It will become illegal in July to sell bulletproof vests to most civilians in New York after the governor signed into law a package of “gun safety measures” in the wake of the mass shooting at a supermarket in Buffalo in May.
Gov. Kathy Hochul (D-N.Y.) signed state Senate Bill 9407B on June 6 making the purchase of a bulletproof body vest a class A misdemeanor for first-time offenders and a class E felony thereafter.
The only exceptions to the law will be for those “engaged or employed in an eligible profession” such as police officers, peace officers, military personnel, and professions designated by the Department of State.
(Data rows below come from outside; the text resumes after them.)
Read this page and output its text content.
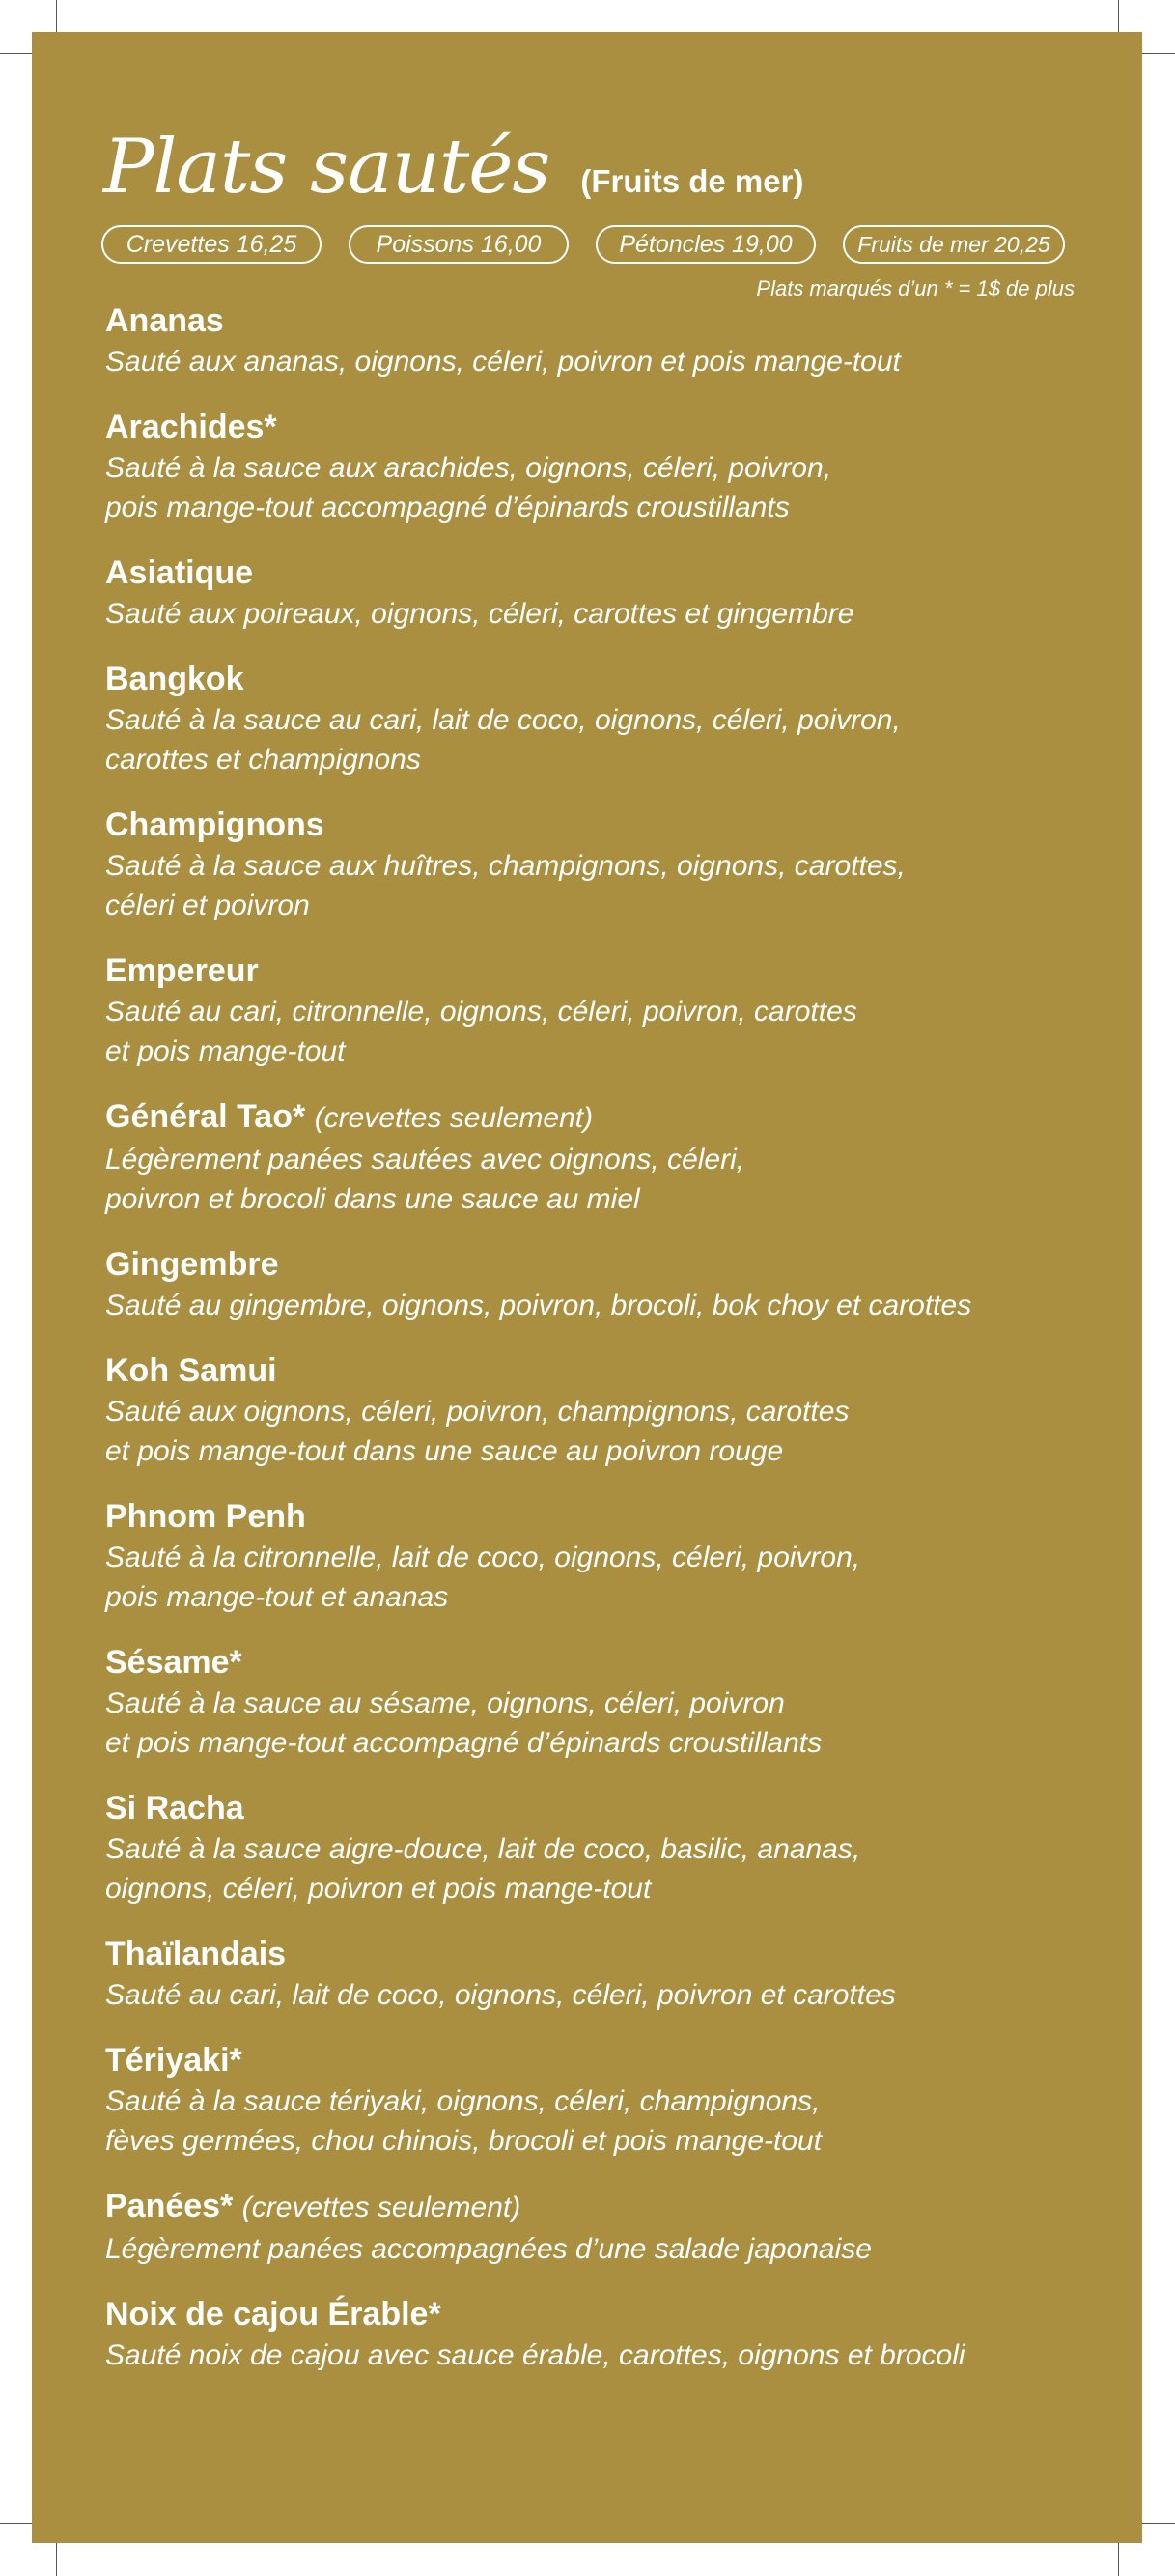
Plats sautés (Fruits de mer)
Crevettes 16,25	Poissons 16,00	Pétoncles 19,00	Fruits de mer 20,25
Plats marqués d’un * = 1$ de plus
Ananas
Sauté aux ananas, oignons, céleri, poivron et pois mange-tout
Arachides*
Sauté à la sauce aux arachides, oignons, céleri, poivron,
pois mange-tout accompagné d’épinards croustillants
Asiatique
Sauté aux poireaux, oignons, céleri, carottes et gingembre
Bangkok
Sauté à la sauce au cari, lait de coco, oignons, céleri, poivron,
carottes et champignons
Champignons
Sauté à la sauce aux huîtres, champignons, oignons, carottes,
céleri et poivron
Empereur
Sauté au cari, citronnelle, oignons, céleri, poivron, carottes
et pois mange-tout
Général Tao* (crevettes seulement)
Légèrement panées sautées avec oignons, céleri,
poivron et brocoli dans une sauce au miel
Gingembre
Sauté au gingembre, oignons, poivron, brocoli, bok choy et carottes
Koh Samui
Sauté aux oignons, céleri, poivron, champignons, carottes
et pois mange-tout dans une sauce au poivron rouge
Phnom Penh
Sauté à la citronnelle, lait de coco, oignons, céleri, poivron,
pois mange-tout et ananas
Sésame*
Sauté à la sauce au sésame, oignons, céleri, poivron
et pois mange-tout accompagné d’épinards croustillants
Si Racha
Sauté à la sauce aigre-douce, lait de coco, basilic, ananas,
oignons, céleri, poivron et pois mange-tout
Thaïlandais
Sauté au cari, lait de coco, oignons, céleri, poivron et carottes
Tériyaki*
Sauté à la sauce tériyaki, oignons, céleri, champignons,
fèves germées, chou chinois, brocoli et pois mange-tout
Panées* (crevettes seulement)
Légèrement panées accompagnées d’une salade japonaise
Noix de cajou Érable*
Sauté noix de cajou avec sauce érable, carottes, oignons et brocoli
Republican state Sen. George Borrello of the 57th senate district, who voted against the package of bills, said the fast-tracked process meant lawmakers didn’t hear from a broader subsection of New Yorkers in professions that sometimes require body armor.
“Everything was rushed at the end of session for political reasons and leaving this for rules to be promulgated by the Department of State as to who and who cannot get them is going to become very political,” he told local media Spectrum News 1.
“I spoke to a group of doctors that actually show up in situations in questionable neighborhoods that want body armor for them to purchase,” he added. “What about the taxi driver? What about a guy that works at a convenience store overnight?”
Democrat state Sen. Sean Ryan said when the bill passed that New York lawmakers were taking action because “the federal government refuse to act.”
The piece of legislation was part of a package of 10 “gun safety measures” New York state lawmakers pushed through their legislature after mass shootings at a Tops supermarket in Buffalo and an elementary school in Uvalde, Texas.
“I don’t know anybody who wears body armor unless they’re in law enforcement or security, so there’s been a proliferation of sales, but I’ve never met anybody who walks around with body armor on,” Ryan told Spectrum News 1.
Body armor worn by the Tops supermarket gunman who killed 10 people on May 14 has been cited by police as the reason a retired Buffalo officer working security on site was unable to stop the suspect.
Ryan pointed to this while disputing a common argument that “good guys” with guns can stop “the bad guy with the gun.”
“But in this case, the bad guy with the gun had body armor on and the retired police officer, Officer [Aaron] Salter, could not stop him,” Ryan said.
“Why the heck are we selling body armor to civilians that have nothing to do with public safety?” he added.